Aku terbangun dari tidur. Berbaring di sofa kamar. Membiarkan Satria tidur di ranjang, kamar!, dan rumahnya. Apalah aku yang hanya bagian terkecil di rumah ini. Permintaan malam itu diamini sudah aku tinggal berjalan pergi dengan tasku.
Tapi hangat tubuhku dibalut selimut. Yang tadi malam tak ada di tubuhku. Tidak mungkin tidak kalau ini ulah Satria. Kukira dia akan marah dan tidak peduli padaku. Tetapi selimut ini seperti ketulusan kata-katanya tadi malam.
Dan kulihat ranjangnya sudah rapi. Mungkin dia ke kamar mandi mengambil air wudhu untuk melaksanakan salat malam di mushola bawah. Atau justru telah tenggelam dalam sujudnya. Berdoa pada Tuhan tentang istrinya yang tidak taat.
Aku terkeh dengan fikiranku sendiri. Sudah tadi malam menolak secara tegas bukan membawa sesal. Justru bangga pada dirinya!
Ya Tuhan. Ampuni hamba ini. Bukan maksud hamba yang hina dina ini begitu.
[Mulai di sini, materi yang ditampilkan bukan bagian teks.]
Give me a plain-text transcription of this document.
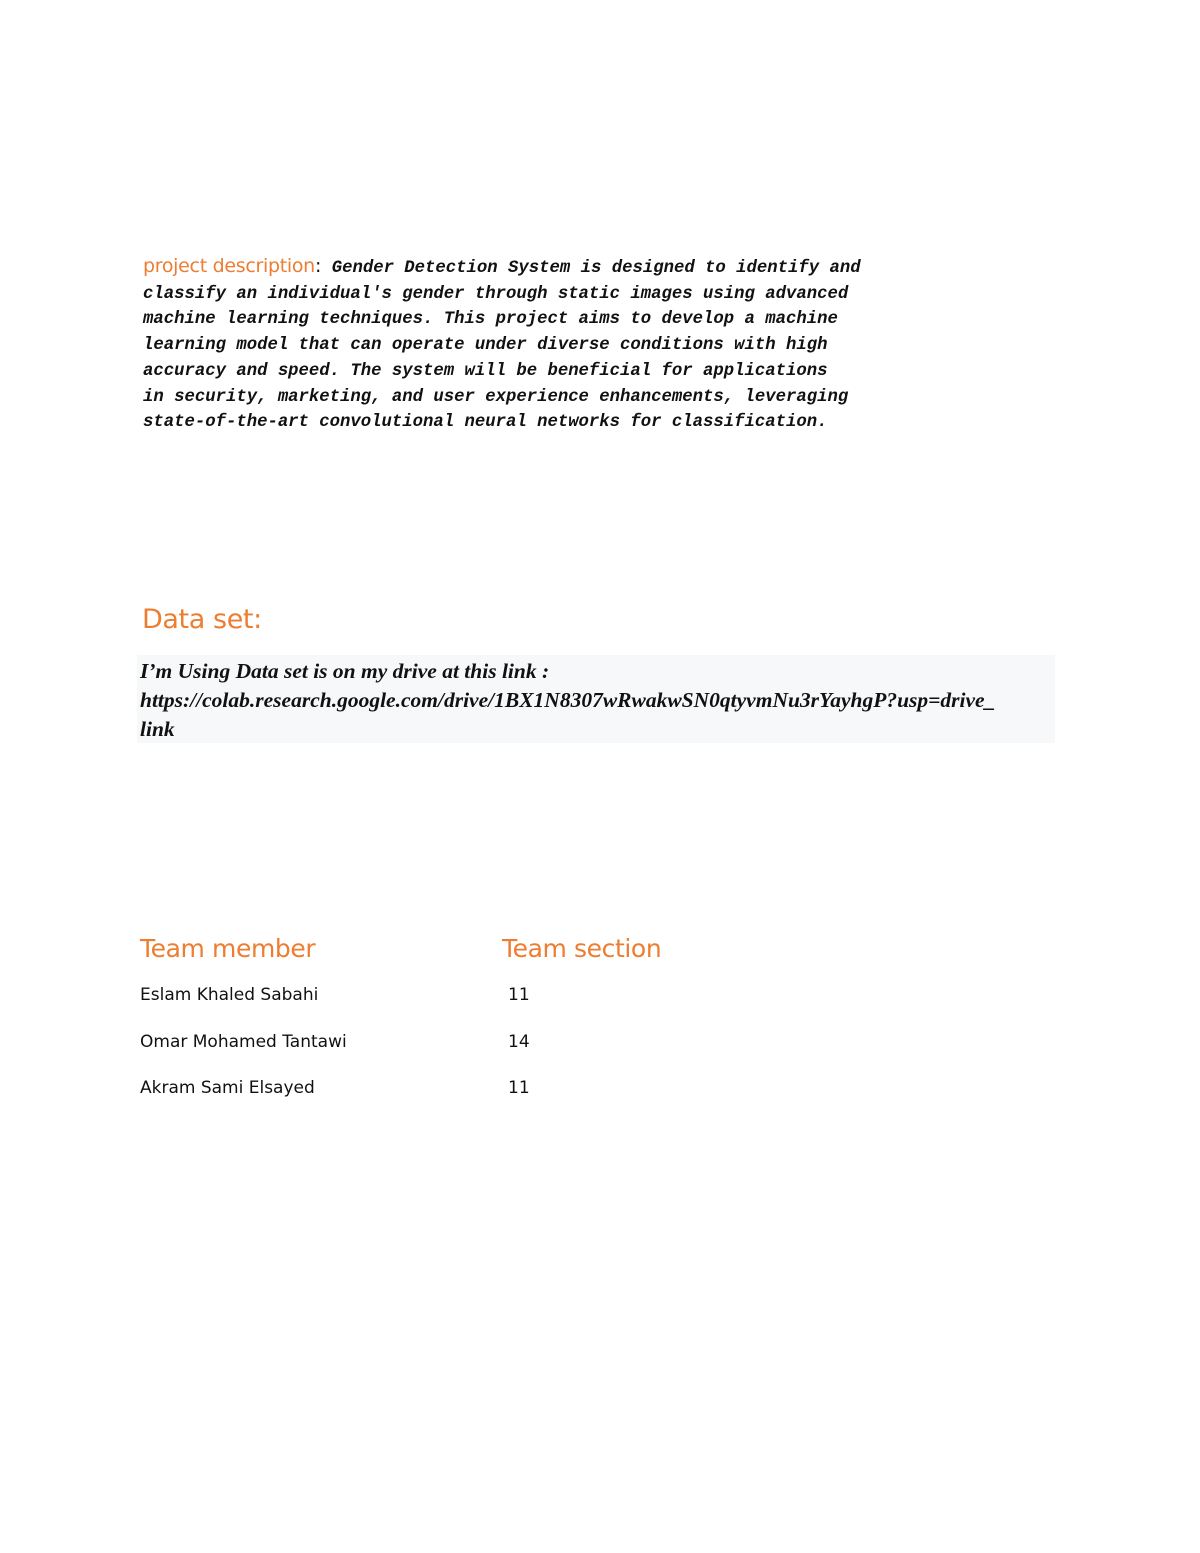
project description: Gender Detection System is designed to identify and
classify an individual's gender through static images using advanced
machine learning techniques. This project aims to develop a machine
learning model that can operate under diverse conditions with high
accuracy and speed. The system will be beneficial for applications
in security, marketing, and user experience enhancements, leveraging
state-of-the-art convolutional neural networks for classification.
Data set:
I’m Using Data set is on my drive at this link :
https://colab.research.google.com/drive/1BX1N8307wRwakwSN0qtyvmNu3rYayhgP?usp=drive_link
Team member	Team section
Eslam Khaled Sabahi	11
Omar Mohamed Tantawi	14
Akram Sami Elsayed	11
Melawan kehendak suami. Tetapi memang tidak sanggup aku Tuhan untuk seperti itu. Kecuali bila engkau tautkan rasa cintaku padanya. Maka sudah, aku rela tergeletak bersamanya. Nyatanya engkau memberiku rasa justru pada istri pertamanya. Dan aku diam dalam cintaku. Sebab Engkau tak restui itu. Jujur, itu melelahkan sekali untukku. Terjerembab dalam perasaan seperti ini, sungguh menyiksa. Dan entah harus dibawa kemana selain hanya diam dan berharap dia selalu dilimpahi kebahagian.
Aku bahagia atas bahagianya. Mengabulkan pintanya yang justru membuat penjara bagi diriku sendiri.
“Ampuni hambamu ini Tuhan,” doaku dalam batinku.